Directeur adjoint au département Opinion de l'IFOP

« De part et d'autre de l'Atlantique, il y a un constat commun, nos troupes à la fois françaises et américaines sont très exposées ».

Selon une enquête publiée dans le Figaro, 64 % des Français seraient ainsi opposés à la participation de la France aux forces de l'OTAN.

19/08/2009 par Stéphane Lagarde

Benoît Hervieux

Membre de Reporters Sans Frontières

« Il y a une volonté de passer sous silence une réalité qui ne se modifiera pas avec les élections ».

Des élections sous très haute surveillance en Afghanistan ce jeudi. 200 000 policiers et soldtas afghans ainsi que 100 000 hommes de l'OTAN sont chargés de surveiller les bureaux de vote, ce qui n'a pour l'instant pas empêché les violences. Des attaques, des bombes pourraient dissuader les électeurs de voter. Un scénario que veut absolument éviter le gouvernement afghan qui a décidé d'interdire aux médias de parler des violences le jour du scrutin. Pour Benoît Hervieux de RSF, cette décision peut être assimilée à de la censure.

19/08/2009

Les diplomaties en attente

Washington n’a plus la mainmise et, depuis longtemps, sur la présidence afghane. La campagne d’Hamid Karzaï est, à ce sujet, éclairante. Il y a bien longtemps que le candidat président n’est plus l’homme des Américains. Karzaï préfère à la fois continuer à jouer un air nationaliste en interne, et ouvrir le terrain à d’autres puissances à l’extérieur. A commencer par les Russes pourtant chassés du pays, il y a vingt ans, et qui reviennent aujourd’hui avec le profil bas et les bras chargés de matériel militaire.

Ironie de l’histoire, c’est même Washington qui doit désormais demander à Moscou de laisser passer les camions de ravitaillement de l’OTAN par la frontière nord, et donc par les pays alliés de la Russie.

Autre revenant, l’Iran à l’Ouest, Téhéran a profité de sa longue absence pour affiner son jeu et utilise désormais la minorité chiite pour miner le terrain aux Américains.

Quant à la Chine, les oeillades de Pékin ont fini par payer.
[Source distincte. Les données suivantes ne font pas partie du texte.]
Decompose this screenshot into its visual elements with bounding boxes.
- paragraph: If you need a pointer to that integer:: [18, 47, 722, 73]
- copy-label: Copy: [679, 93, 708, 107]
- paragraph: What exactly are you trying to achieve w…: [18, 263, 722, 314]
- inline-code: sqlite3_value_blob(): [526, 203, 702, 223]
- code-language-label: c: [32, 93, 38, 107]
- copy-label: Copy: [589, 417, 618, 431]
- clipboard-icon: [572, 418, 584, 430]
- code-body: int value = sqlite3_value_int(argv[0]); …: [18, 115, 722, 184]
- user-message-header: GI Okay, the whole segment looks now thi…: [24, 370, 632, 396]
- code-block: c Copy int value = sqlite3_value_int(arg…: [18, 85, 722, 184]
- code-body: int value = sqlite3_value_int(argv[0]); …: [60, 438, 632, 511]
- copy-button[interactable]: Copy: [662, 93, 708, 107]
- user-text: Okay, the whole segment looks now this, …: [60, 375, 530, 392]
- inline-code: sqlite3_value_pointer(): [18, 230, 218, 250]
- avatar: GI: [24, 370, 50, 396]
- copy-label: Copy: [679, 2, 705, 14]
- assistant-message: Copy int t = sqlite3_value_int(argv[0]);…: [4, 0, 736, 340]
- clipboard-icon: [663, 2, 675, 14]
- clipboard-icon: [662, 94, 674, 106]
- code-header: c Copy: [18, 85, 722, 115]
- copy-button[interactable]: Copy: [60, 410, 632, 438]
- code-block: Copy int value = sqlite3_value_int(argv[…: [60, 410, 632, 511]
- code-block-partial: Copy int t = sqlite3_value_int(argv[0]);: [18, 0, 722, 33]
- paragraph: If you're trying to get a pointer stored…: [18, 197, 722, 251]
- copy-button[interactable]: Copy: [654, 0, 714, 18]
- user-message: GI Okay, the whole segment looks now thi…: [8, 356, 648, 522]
Les Chinois viennent de faire une entrée fracassante en Afghanistan en obtenant les droits d’exploitation d’un gisement de cuivre parmi les plus prometteurs de la planète.

Pékin, Moscou, Téhéran, Washington, sans oublier Islamabad et Riyad, autant de diplomaties qui ont l’œil rivé sur l’issue du scrutin de ce jeudi.